ÓRGANO OFICIAL DEL COMITÉ CENTRAL DEL PARTIDO COMUNISTA DE CUBA
Raúl Ferrer, visto por Adán. Foto: Adán

Que nunca diga un maestro que las dificultades y escaseces impiden su trabajo. Que la carencia no sea jamás justificación para no hacer de cada clase la fiesta acrecentadora del espíritu que ella es. Quien así lo considere, debería repasar la historia y, dentro de ella, la del excepcional pedagogo Raúl Ferrer, nacido el 4 de mayo de 1915, hace ya 110 años.

Las profesiones tienen sus modelos, seres ejemplares que inspiran a quienes deben continuar la obra. Movidos por una fuerza arremolinada, se levantan, crean, hacen palidecer los estorbos, y fundan en los otros, o en su entorno, lo que para el contrariado pudo parecer absurdo. De esa estirpe fue Ferrer, el autor de Romance de la niña mala, en cuyos versos deja ver su alma bondadosa y justiciera, y entre líneas defiende el proceder de la pequeña «rebelde de alma», traviesa y mal vista, quién sabe por qué razones / por nosotros ignoradas.

Aunque ampliamente sabido, no está de más recordarlo. No debe un maestro cubano desaprovechar las tantas sentencias martianas para educar a sus alumnos en el amor al prójimo y a la patria; ni debe conformarse con un método inamovible para transmitir saberes. Debe, eso sí, estar atento al pesar de cada niño, y procurar aliviarlo; y debe también hacer que la música, el arte y la poesía hagan con ellos de las suyas, como las armas que son, en pos de la dicha.

Raúl Ferrer quiso ser médico, pero Machado había cerrado la Universidad y no pudo alcanzar su sueño. Fue entonces pedagogo. Graduado primero de maestro de Educación Física, y más tarde de Maestro Cívico Rural, llegaría en 1937 a la escuelita del central Narcisa, en la entonces provincia de Las Villas, donde dejaría profundas huellas.

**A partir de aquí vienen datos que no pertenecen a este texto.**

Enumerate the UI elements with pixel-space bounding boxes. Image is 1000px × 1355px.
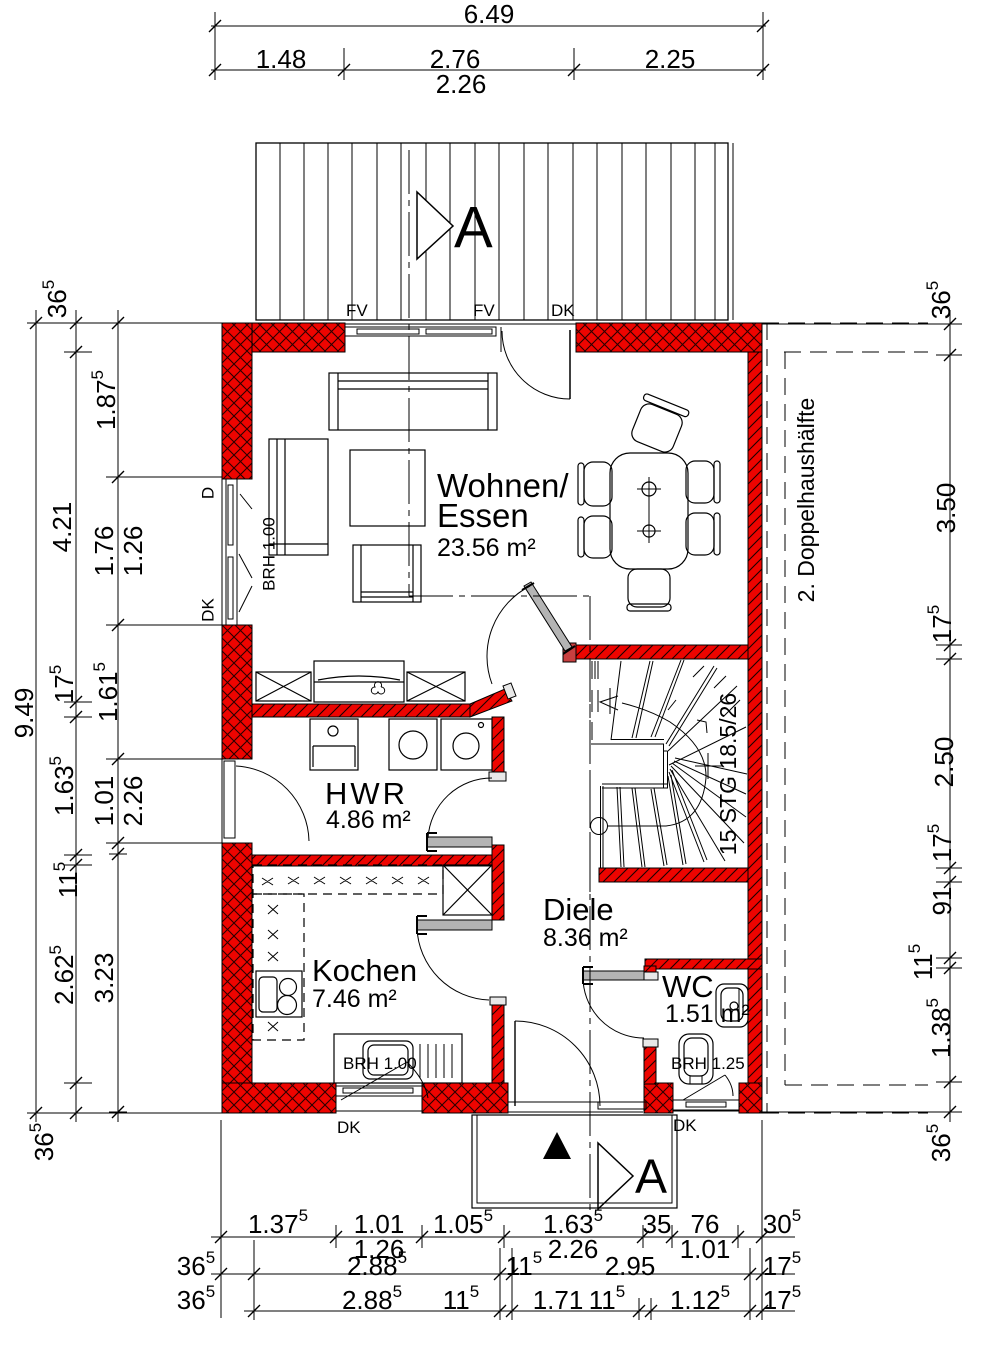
svg-text:1.26: 1.26 (118, 526, 148, 577)
svg-text:2.26: 2.26 (436, 69, 487, 99)
svg-text:2.26: 2.26 (118, 776, 148, 827)
svg-text:DK: DK (551, 301, 575, 320)
svg-text:Kochen: Kochen (312, 953, 417, 988)
svg-text:2. Doppelhaushälfte: 2. Doppelhaushälfte (793, 398, 819, 603)
svg-text:DK: DK (337, 1118, 361, 1137)
svg-text:A: A (454, 196, 493, 261)
svg-text:BRH 1.00: BRH 1.00 (343, 1054, 417, 1073)
svg-text:3.50: 3.50 (931, 483, 961, 534)
svg-text:DK: DK (199, 598, 218, 622)
svg-text:A: A (635, 1151, 667, 1204)
svg-text:4.21: 4.21 (47, 502, 77, 553)
svg-text:91: 91 (927, 887, 957, 916)
svg-text:Essen: Essen (437, 497, 529, 534)
svg-text:15 STG 18.5/26: 15 STG 18.5/26 (715, 693, 741, 855)
svg-text:2.26: 2.26 (548, 1234, 599, 1264)
svg-text:1.48: 1.48 (256, 44, 307, 74)
svg-text:FV: FV (346, 301, 368, 320)
svg-text:DK: DK (673, 1116, 697, 1135)
svg-text:2.50: 2.50 (929, 737, 959, 788)
svg-text:1.01: 1.01 (680, 1234, 731, 1264)
svg-text:WC: WC (662, 969, 714, 1004)
svg-text:FV: FV (473, 301, 495, 320)
svg-text:6.49: 6.49 (464, 0, 515, 29)
svg-text:7.46 m²: 7.46 m² (312, 985, 397, 1013)
svg-text:23.56 m²: 23.56 m² (437, 534, 536, 562)
svg-text:3.23: 3.23 (89, 953, 119, 1004)
svg-text:4.86 m²: 4.86 m² (326, 806, 411, 834)
svg-text:2.25: 2.25 (645, 44, 696, 74)
svg-text:Diele: Diele (543, 892, 614, 927)
svg-text:1.76: 1.76 (89, 526, 119, 577)
svg-text:1.71: 1.71 (533, 1285, 584, 1315)
svg-text:35: 35 (643, 1209, 672, 1239)
svg-text:1.01: 1.01 (89, 776, 119, 827)
svg-text:2.95: 2.95 (605, 1251, 656, 1281)
svg-text:8.36 m²: 8.36 m² (543, 924, 628, 952)
svg-text:9.49: 9.49 (9, 688, 39, 739)
svg-text:D: D (199, 487, 218, 499)
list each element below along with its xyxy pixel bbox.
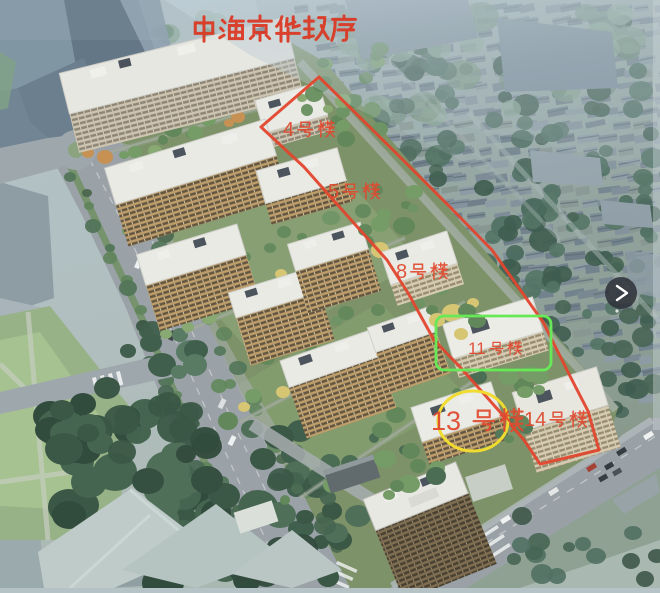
svg-text:13: 13 [431, 406, 461, 436]
svg-text:5: 5 [328, 181, 339, 203]
svg-text:11: 11 [468, 339, 486, 358]
svg-text:4: 4 [283, 119, 294, 141]
svg-text:14: 14 [524, 409, 546, 431]
svg-text:8: 8 [396, 261, 407, 283]
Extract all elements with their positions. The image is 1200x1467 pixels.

Había mucho que hacer: lo primero, enseñar a todos los niños. Pero no todos tienen zapatos, y así no vendrían al aula. El maestro, autor del himno de la escuela, enseñará descalzo, y así nadie tendría vergüenza. Los zapatos se quedarían afuera, en la ceiba a la que le había dado un nombre, el del Padre de la Patria.

En el aula, un busto de Martí ocuparía el centro, y las claves del pensamiento del héroe serían motivos de adivinanzas, juegos y poemas. Entre todos harían un huerto, porque también «el niño ha de trabajar», y «la pluma debía manejarse por la tarde en las escuelas; pero por la mañana, la azada»; y porque «educar es preparar al hombre para la vida».

Era humilde la escuelita; pero cuánta riqueza, de la que no se ve sino en la conducta, sembraba en sus niños el maestro… Raúl había sido dirigente sindical, y fue apresado más de una vez por sus actividades conspirativas en contra de la realidad cubana.

La luz de la Revolución transformaría el escenario, y sería uno de los hacedores de la nueva era. Asumió importantes frentes en el Ministerio de Educación, y fue vicecoordinador nacional de la Campaña de Alfabetización. Después, nuevas responsabilidades demandarían de su talento; entre ellas, la de encabezar la Comisión Nacional de Promoción de la Lectura. Enrique Núñez Rodríguez, amigo de Raúl, sentenció una verdad tan grande como su existencia: «De su escuelita del central Narcisa salió hacia el aula inmensa de la patria». Que no falte en las aulas de hoy su admirable trascendencia.